Those are fantastic choices...enjoy!


----------



## Miss_M (Feb 14, 2008)

Great haul !!

Enjoy your goodies


----------



## newagetomatoz (Feb 14, 2008)

Fabulous haul!!!  I so want a cupcake now!!!!  LOL  Enjoy all you goodies--whatever form they take!!


----------



## BlueRose (Feb 14, 2008)

OMG  yummy cupcakes, me want 
	

	
	
		
		

		
		
	


	







enjoy your goodies


----------



## goink (Feb 14, 2008)

/gasp!
I was just at MAC Vancouver Pro today. They said they don't have any postcards for Fafi, just the self-decorated ones. How did you get the folded one with the Fafi products?


----------



## CantAffordMAC (Feb 14, 2008)

mmmmmmmmmmm the cupcakes might be the best part! 
	

	
	
		
		

		
		
	


	




great haul


----------



## exoticarbcqen (Feb 14, 2008)

which two pressed powders did you get?


----------



## urbanlilyfairy (Feb 14, 2008)

OMG those cupcakes omg ...I wants one now!


----------



## Loveleighe (Feb 14, 2008)

i was super excited about your haul until i saw the cupcakes then i completely forgot about it and started daydreaming about the cupcakes. i tried fun n' sexy today it is grrrreat


----------



## resin (Feb 14, 2008)

Quote:

   Originally Posted by *exoticarbcqen* 

 
_which two pressed powders did you get?_

 
sassed up
belightful


 Quote:

   Originally Posted by *goink* 

 
_/gasp!
I was just at MAC Vancouver Pro today. They said they don't have any postcards for Fafi, just the self-decorated ones.
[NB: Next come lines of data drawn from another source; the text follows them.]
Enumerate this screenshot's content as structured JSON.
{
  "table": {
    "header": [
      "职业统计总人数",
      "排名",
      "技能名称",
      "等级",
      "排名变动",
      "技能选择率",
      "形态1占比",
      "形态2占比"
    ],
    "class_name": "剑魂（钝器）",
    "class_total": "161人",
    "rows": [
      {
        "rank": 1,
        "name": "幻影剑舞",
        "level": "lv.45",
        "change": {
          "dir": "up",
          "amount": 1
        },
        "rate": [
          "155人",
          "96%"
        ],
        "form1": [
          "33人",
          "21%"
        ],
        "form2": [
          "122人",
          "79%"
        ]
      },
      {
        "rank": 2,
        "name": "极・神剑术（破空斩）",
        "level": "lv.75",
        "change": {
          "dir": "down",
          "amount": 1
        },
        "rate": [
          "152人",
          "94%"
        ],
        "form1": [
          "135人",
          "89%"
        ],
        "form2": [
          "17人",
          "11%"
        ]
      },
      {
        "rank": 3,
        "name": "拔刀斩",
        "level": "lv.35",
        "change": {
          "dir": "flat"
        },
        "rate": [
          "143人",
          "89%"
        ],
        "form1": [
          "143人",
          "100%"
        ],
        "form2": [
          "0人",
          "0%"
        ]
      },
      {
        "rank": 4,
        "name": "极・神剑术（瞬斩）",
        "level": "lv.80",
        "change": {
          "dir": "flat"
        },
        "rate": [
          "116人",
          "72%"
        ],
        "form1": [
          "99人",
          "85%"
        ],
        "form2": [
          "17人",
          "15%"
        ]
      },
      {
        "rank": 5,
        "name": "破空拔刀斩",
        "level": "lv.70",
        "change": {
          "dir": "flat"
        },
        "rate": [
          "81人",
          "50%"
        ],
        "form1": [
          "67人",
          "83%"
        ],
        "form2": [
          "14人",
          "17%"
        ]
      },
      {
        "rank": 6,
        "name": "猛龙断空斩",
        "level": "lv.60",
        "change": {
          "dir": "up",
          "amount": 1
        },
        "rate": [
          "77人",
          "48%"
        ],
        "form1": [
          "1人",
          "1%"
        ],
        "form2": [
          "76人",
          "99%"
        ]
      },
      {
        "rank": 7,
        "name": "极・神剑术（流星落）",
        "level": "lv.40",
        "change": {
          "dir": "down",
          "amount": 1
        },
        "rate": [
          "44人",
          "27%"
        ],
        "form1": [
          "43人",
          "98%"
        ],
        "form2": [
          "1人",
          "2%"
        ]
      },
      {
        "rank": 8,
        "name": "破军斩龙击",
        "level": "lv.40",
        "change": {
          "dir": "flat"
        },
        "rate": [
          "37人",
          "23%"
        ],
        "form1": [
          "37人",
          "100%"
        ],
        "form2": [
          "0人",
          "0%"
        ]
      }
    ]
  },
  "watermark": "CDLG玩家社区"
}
How did you get the folded one with the Fafi products?_

 
i got the sticker fold out in the mail a few weeks ago. i wanted to include it in the pic!


----------



## nickaboo (Feb 15, 2008)

awesome haul! are those cupcake 'crave' cupcakes??? if so, they are SO total cupcake heaven!


----------



## MisaMayah (Feb 15, 2008)

im soooo jealous!!! I love it all =) yummy cupcakes


----------



## user79 (Feb 15, 2008)

Those cupcakes do look orgasmic!!! *droooool*

What store in Vancouver did you buy the cupcakes from? (I used to live there...)


----------



## emilyjoy (Feb 15, 2008)

What a great haul. Everything is adorable.
And those cupcakes look delicious!


----------



## ShortnSassy (Feb 16, 2008)

mmmm cupcakes! they look delish! i'm jealous... i want one of those cute postcards! and the bag is so cute too! the nordy's near me just gave me a regular MAC bag when i bought my fafi haul.


----------



## resin (Mar 2, 2008)

bump added more pics!


----------



## parysse (Mar 2, 2008)

Oh the cupcakes look so pretty! And the Fafi stuffs are so cute! I really like the lipsticks.


----------